Much of the incremental growth in traditional power semiconductors is being driven by packaging innovations like new layout techniques to improve power density, reduce parasitic losses and increase thermal conductivity. These innovations are also apparent in the WBG segment.
To see where most of the innovation in power semiconductors is happening, one can simply follow the latest investments in semiconductor research and development; or else find where venture capital is being spent. Although I can call to mind several start-up power-related companies innovating in WBG semiconductors, I’m hard-pressed to find VC dollars being invested in silicon semiconductors. This isn’t to say innovation isn’t happening in this area, just that it’s typically coming from established silicon suppliers.
What I do see, is large amounts of R&D dollars being spent on functional integration of analog and power devices into innovative packaging and modules. This provides compelling solutions for both silicon and WBG power devices combined with drivers. Sometimes it also combines isolation, analog features and functionality and control, mixed-signal solutions, including the digital and analog blocks needed for efficient – and proven – functional, and often configurable, sections of power conversion systems. And sometimes these new solutions even include integrated PFC stages offered in innovative and thermally efficient, space-saving packaging. (Of course, the power module has been around for some time, but adding WBG semiconductors and these higher levels of functional integration is relatively new.)
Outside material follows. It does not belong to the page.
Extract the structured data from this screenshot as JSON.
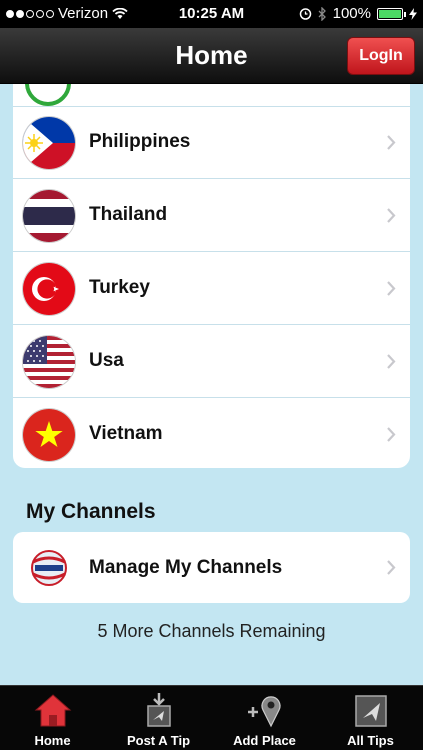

All this innovation should also increase the overall reliability of the systems into which these new technologies are being incorporated. Also, if the system design and PCB layout are done properly, EMI and RFI will be lowered as loop sizes are reduced. With packages incorporating isolation, the module may have UL or other safety agency approvals on the isolation scheme built in, which also simplifies getting the overall product safety agency approvals.
With recent mergers and acquisitions recently taking an upward turn, we should see more economies of scale in R&D dollars invested into systems that need advanced power semiconductor technologies. At least, in theory, a large organization that can access the interdisciplinary technologies needed for packaging and mixed-signal innovation, will contribute to solutions benefiting the overall system.
This, of course, assumes that the different parts of the organization can bring together the needed solutions, seeing it as an opportunity – and not a threat. As always, when the focus is on serving the customer and advancing technology, everyone wins.